Newsletter November 2020

Carolina, hab herzlichen Dank dafür, dass du bereit bist, mir ein paar Fragen zu beantworten zu deinem neuen, dritten Buch.
Maria Montessori Writes to Her Grandchildren – Letters from India 1939-1946, bisher nur auf Englisch im Verlag Montessori Pierson Publishing Company erhältlich, könnte man als Familien-Projekt bezeichnen. Die vielen Briefe, die von dir eingeführt, übersetzt und editiert wurden, stammen zumeist von deiner Urgroßmutter, Maria Montessori, und hin und wieder können wir ein paar Zeilen von ihrem Sohn lesen, deinem Großvater Mario Montessori Senior. Die Briefe sind vor allem an Marios vier Kinder gerichtet, unter anderem an Mario Jr., deinen Vater, und an Marilena.
Letters from India wurde von deinem Cousin Alexander Henny veröffentlicht, Marilenas Sohn, dem Eigentümer des Verlags Montessori-Pierson Publishing Company. Alle deine Cousins und Cousinen haben das Manuskript gelesen.
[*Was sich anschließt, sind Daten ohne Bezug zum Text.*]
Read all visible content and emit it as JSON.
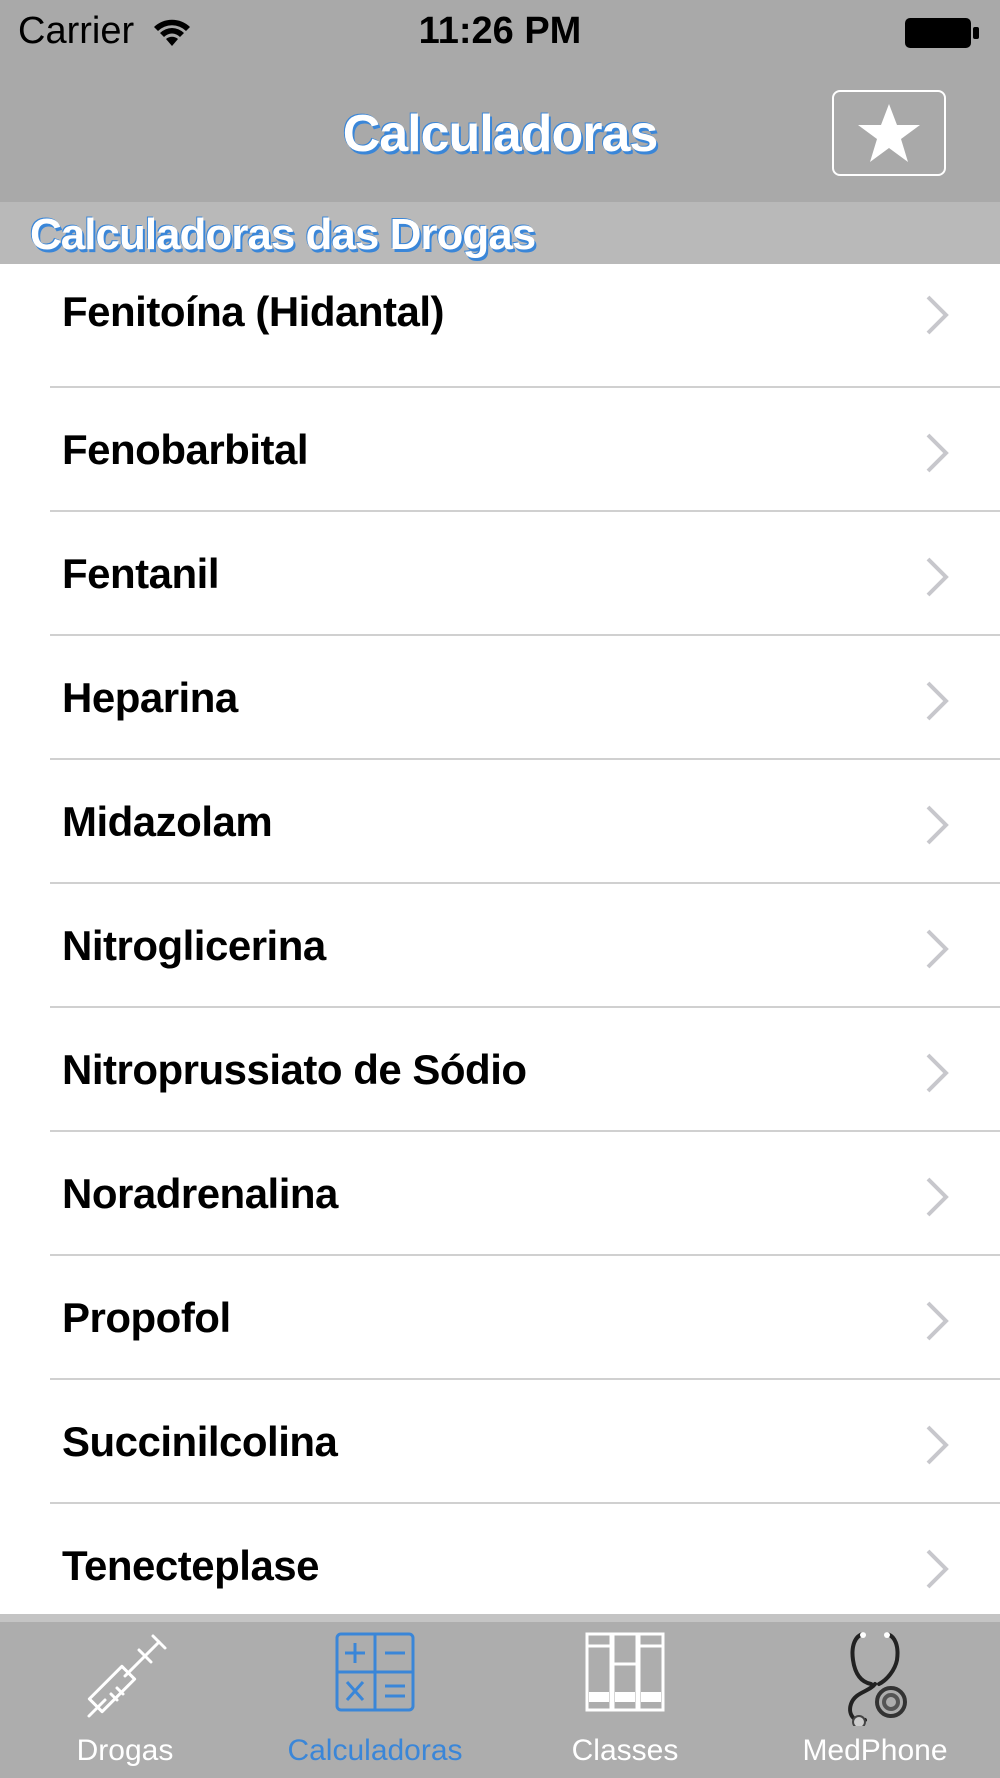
{
  "status_bar": {
    "carrier": "Carrier",
    "time": "11:26 PM"
  },
  "nav": {
    "title": "Calculadoras",
    "favorite_icon": "star-icon"
  },
  "section": {
    "title": "Calculadoras das Drogas"
  },
  "items": [
    {
      "label": "Fenitoína (Hidantal)"
    },
    {
      "label": "Fenobarbital"
    },
    {
      "label": "Fentanil"
    },
    {
      "label": "Heparina"
    },
    {
      "label": "Midazolam"
    },
    {
      "label": "Nitroglicerina"
    },
    {
      "label": "Nitroprussiato de Sódio"
    },
    {
      "label": "Noradrenalina"
    },
    {
      "label": "Propofol"
    },
    {
      "label": "Succinilcolina"
    },
    {
      "label": "Tenecteplase"
    }
  ],
  "tabs": [
    {
      "label": "Drogas",
      "icon": "syringe-icon",
      "active": false
    },
    {
      "label": "Calculadoras",
      "icon": "calculator-icon",
      "active": true
    },
    {
      "label": "Classes",
      "icon": "books-icon",
      "active": false
    },
    {
      "label": "MedPhone",
      "icon": "stethoscope-icon",
      "active": false
    }
  ],
  "colors": {
    "accent": "#3a86d8",
    "bar_background": "#a9a9a9"
  }
}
Aber lass uns am Anfang beginnen.
Darf ich dich fragen, wie du ursprünglich auf die Idee zu diesem Buch kamst?

Lange bevor ich jemals dachte, dass ich mal ein Buch veröffentlichen würde, habe ich ein Fotoalbum gefunden, das meinem Vater gehört hat. Darin hatte er einige der Briefe und Fotos gesammelt, die Maria Montessori ihm und seinen Geschwistern während ihrer Reise nach Indien und bei ihrer Ankunft geschickt hatte. Die Briefe waren faszinierend: Die Reise selbst, eine Art „City Hopping“ von Amsterdam nach Madras, die Tatsache, dass Maria und Mario Montessori in Ländern wie Ägypten, Irak und Iran übernachteten, um Indien zu erreichen, das klang für mich so ungemein exotisch. Zudem waren das Dinge, von denen ich vermutete, dass sie niemand wusste.

Die Briefe in diesem Album reichten nicht aus für ein Buch, und ich begann, in dem Archiv meines Vaters zu suchen, ob es mehr gäbe. Marilenas Kinder gaben mir viele weitere Briefe, so dass ich irgendwann genug Material für ein Buch zusammen hatte.  Ich habe dann zuerst die anderen beiden Bücher vorbereitet, da jedes hundert Jahre nach dem Verfassen ihrer ursprünglichen Zeilen erscheinen sollte. Diese Arbeiten waren sehr nützlich als indirekte Vorbereitung für die Veröffentlichung der Letters from India, das – wie du zurecht sagst – ein viel größeres und komplexeres Buchprojekt wurde.

Dies ist die Geschichte einer Reise, die als dreimonatiger Besuch geplant wurde, um einen Diplomkurs zu geben und Vorträge in mehreren Instituten in ganz Indien zu halten. Doch dann entwickelte es sich zu einem sieben Jahre dauernden Abenteuer und einem kulturellen Weckruf für Maria und Mario. Als du die Briefe gelesen hast und viele Monate mit ihnen verbracht hast, was war es, das dich persönlich besonders fasziniert oder auch berührt hat, was war vielleicht selbst für dich neu, in den Texten oder auch zwischen den Zeilen?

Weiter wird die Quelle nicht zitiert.